# valleyraceway and hobbies



## valleyraceway (Aug 2, 2005)

Hi guys were going too start indoor road course in september 1/12 scale is looking good we run carpet oval on fridays right now the track is 60 by 28 new carpet with amb and personals all indoor pitting down and upstairs with parts and food we are located on I79 exit 133 are number is 304-363-2007 or 304-367-1570 my home we also have an outdoor off road thanks hope too see you guys


----------



## MuchoMadness (Feb 11, 2003)

What city & state are you located in?

Thanks!


----------



## valleyraceway (Aug 2, 2005)

*valleyraceway*

sorry guys its in fairmont wv. about 10 minutes from morgantown


----------



## KyLayfield (Jun 9, 2004)

When are we going to race the roadcourse? -Ky


----------



## zaner612 (Mar 23, 2005)

As soon as you get that Xray in gear...the RDX is gunnin' for you. Gotta get a 12th scale too, see if DC can hook that up in a "sponsorship" package for you. After all, you brought home the State Championship for him and DC Grafix. Must be why he's working all those jobs and not racing with us. Of course, Hebb could take his oval Pro-4 out and still beat us.


----------



## KyLayfield (Jun 9, 2004)

I think only me and you will running Touring, all those guys want to do is Touring Oval. -Ky


----------



## zaner612 (Mar 23, 2005)

Todd has his JRX-S...surely that thing is too sweet to only turn left? To each his own I guess, Ky. I think John is setting up his TC4 to be an oval thing too. *shrug*


----------



## KyLayfield (Jun 9, 2004)

Not John too! We gotta do something with all these old guys just wanting to turn left. -Ky


----------



## zaner612 (Mar 23, 2005)

Reverse the steering in their radios? That'll fix something... In other news, check the Steel City Forum...they're discussing a warmup event for the indoor champs in Cleveland or a Roar event. Pretty exciting no? If you need a ride (even though it's an event in the working with no date set)...pile in the Suby.


----------



## KyLayfield (Jun 9, 2004)

I'll be there.

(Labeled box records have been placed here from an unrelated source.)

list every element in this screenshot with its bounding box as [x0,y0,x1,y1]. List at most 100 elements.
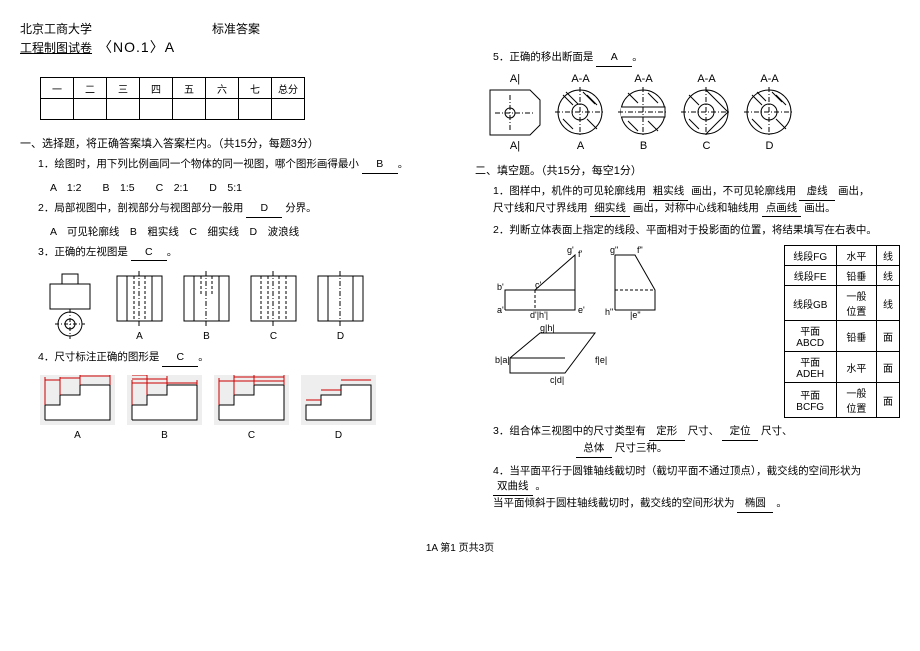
q3-la: A [112,331,167,342]
subject: 工程制图试卷 [20,39,92,56]
s2q1-a2: 虚线 [799,184,835,201]
score-head: 三 [107,78,140,99]
q2-answer: D [246,201,282,218]
q4-lc: C [214,430,289,441]
q1-options: A 1:2 B 1:5 C 2:1 D 5:1 [50,180,445,195]
svg-text:c|d|: c|d| [550,375,564,385]
s2q1-a4: 点画线 [762,201,802,218]
q5-bl1: A [553,140,608,152]
q4-optc: C [214,375,289,441]
score-cell [41,99,74,120]
right-column: 5．正确的移出断面是 A。 A| A-A A-A A-A A-A [475,20,900,519]
page-footer: 1A 第1 页共3页 [20,539,900,554]
q2-options: A 可见轮廓线 B 粗实线 C 细实线 D 波浪线 [50,224,445,239]
q4: 4．尺寸标注正确的图形是 C。 [38,350,445,367]
q5-c [679,85,734,140]
step-svg [40,375,115,425]
svg-text:e': e' [578,305,585,315]
step-svg [301,375,376,425]
q2-text: 2．局部视图中，剖视部分与视图部分一般用 [38,202,243,214]
header: 北京工商大学 标准答案 工程制图试卷 〈NO.1〉A [20,20,445,57]
step-svg [214,375,289,425]
svg-text:f': f' [578,249,583,259]
q3-lb: B [179,331,234,342]
q1-text: 1．绘图时，用下列比例画同一个物体的同一视图，哪个图形画得最小 [38,158,359,170]
s2q4-a2: 椭圆 [737,496,773,513]
s2q3: 3．组合体三视图中的尺寸类型有 定形 尺寸、 定位 尺寸、 总体 尺寸三种。 [493,424,900,458]
q5-answer: A [596,50,632,67]
q5-bl0: A| [485,140,545,152]
q5-bl3: C [679,140,734,152]
q4-answer: C [162,350,198,367]
projection-views: a' b' c' d'|h'| e' f' g' g" f" h" |e" [495,245,768,391]
q3-lc: C [246,331,301,342]
score-table: 一 二 三 四 五 六 七 总分 [40,77,305,120]
svg-text:b': b' [497,282,504,292]
s2q2: 2．判断立体表面上指定的线段、平面相对于投影面的位置，将结果填写在右表中。 [493,223,900,239]
q3-opta: A [112,271,167,342]
svg-text:h": h" [605,307,613,317]
q4-lb: B [127,430,202,441]
s2q1: 1．图样中，机件的可见轮廓线用 粗实线 画出，不可见轮廓线用 虚线 画出， 尺寸… [493,184,900,218]
view-svg [179,271,234,326]
score-head: 总分 [272,78,305,99]
q5-tl0: A| [485,73,545,85]
score-head: 五 [173,78,206,99]
svg-text:a': a' [497,305,504,315]
q5-tl1: A-A [553,73,608,85]
score-head: 二 [74,78,107,99]
s2q2-table: 线段FG水平线 线段FE铅垂线 线段GB一般位置线 平面ABCD铅垂面 平面AD… [784,245,900,418]
view-svg [246,271,301,326]
q3: 3．正确的左视图是 C。 [38,245,445,262]
q5-b [616,85,671,140]
q5: 5．正确的移出断面是 A。 [493,50,900,67]
q3-answer: C [131,245,167,262]
section2-title: 二、填空题。（共15分，每空1分） [475,162,900,178]
s2q1-a1: 粗实线 [649,184,689,201]
s2q3-a1: 定形 [649,424,685,441]
q4-text: 4．尺寸标注正确的图形是 [38,351,159,363]
q5-a [553,85,608,140]
q3-text: 3．正确的左视图是 [38,246,128,258]
q5-part [485,85,545,140]
s2q3-a3: 总体 [576,441,612,458]
score-head: 四 [140,78,173,99]
step-svg [127,375,202,425]
svg-text:g': g' [567,245,574,255]
svg-text:d'|h'|: d'|h'| [530,310,548,320]
q5-bl4: D [742,140,797,152]
q3-diagrams: A B [40,269,445,342]
section1-title: 一、选择题，将正确答案填入答案栏内。（共15分，每题3分） [20,135,445,151]
exam-number: 〈NO.1〉A [98,37,175,57]
view-svg [112,271,167,326]
left-column: 北京工商大学 标准答案 工程制图试卷 〈NO.1〉A 一 二 三 四 五 六 七… [20,20,445,519]
score-head: 一 [41,78,74,99]
q4-diagrams: A B [40,375,445,441]
q4-optd: D [301,375,376,441]
q3-iso [40,269,100,342]
svg-text:|e": |e" [630,310,641,320]
score-head: 六 [206,78,239,99]
q4-ld: D [301,430,376,441]
view-svg [313,271,368,326]
answer-title: 标准答案 [212,20,260,37]
q5-tl4: A-A [742,73,797,85]
q1: 1．绘图时，用下列比例画同一个物体的同一视图，哪个图形画得最小 B。 [38,157,445,174]
svg-text:g|h|: g|h| [540,323,555,333]
q5-diagrams [485,85,900,140]
s2q2-body: a' b' c' d'|h'| e' f' g' g" f" h" |e" [495,245,900,418]
q5-bot-labels: A| A B C D [485,140,900,152]
svg-text:f": f" [637,245,643,255]
score-head: 七 [239,78,272,99]
q4-opta: A [40,375,115,441]
iso-svg [40,269,100,339]
q5-bl2: B [616,140,671,152]
q3-optb: B [179,271,234,342]
q2: 2．局部视图中，剖视部分与视图部分一般用 D 分界。 [38,201,445,218]
s2q1-a3: 细实线 [590,201,630,218]
s2q3-a2: 定位 [722,424,758,441]
q5-top-labels: A| A-A A-A A-A A-A [485,73,900,85]
q2-suffix: 分界。 [285,202,317,214]
q5-tl2: A-A [616,73,671,85]
s2q4: 4．当平面平行于圆锥轴线截切时（截切平面不通过顶点），截交线的空间形状为 双曲线… [493,464,900,513]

I was talking to Todd lastnight and he's going to run the JRXS in a Dirt Late Model Touring Oval Class, and roadcourse. Hey for 2WD, do you want to run MOD with me. There are only 3 stockers mostly, and about that in mod, i figured we could combine with those guys. We'll get our butts handed to us by Kirby, and Todd, but at least there will be more than just 2 buggys racing. -Ky


----------



## valleyraceway (Aug 2, 2005)

I Am Going Too Start Road Course In September. 12th And Touring Cars There Are Some Guys That Have Touring Cars That Run Oval So We Are Going Too Run Late Model Bodys For People Who Dont Or Cant Turn Left Lol.......


----------



## valleyraceway (Aug 2, 2005)

Sorry Right Lol.....


----------



## KyLayfield (Jun 9, 2004)

.....


----------



## KyLayfield (Jun 9, 2004)

Hey Todd, who all are you a dealer for? I need some Parma, HUDY, and Xray parts. I wanted to order a couple Team Brood motors, and Promatch batteries, but didnt think you had any connections with either of those. Thanks- Ky


----------



## valleyraceway (Aug 2, 2005)

I can get it all ky you need too try these batt. I have in stock come and look I also have pro match of my own and can get them but these batt. are incredible


----------



## valleyraceway (Aug 2, 2005)

road course is starting fridays at 7:00 on sept.30th we will be running before that but fridays will be are night too fly!!!! when its cold


----------



## KyLayfield (Jun 9, 2004)

Hey Todd, could you post on here when my stuff comes in? Thanks -Ky


----------



## valleyraceway (Aug 2, 2005)

KY I have your batteries and motor


----------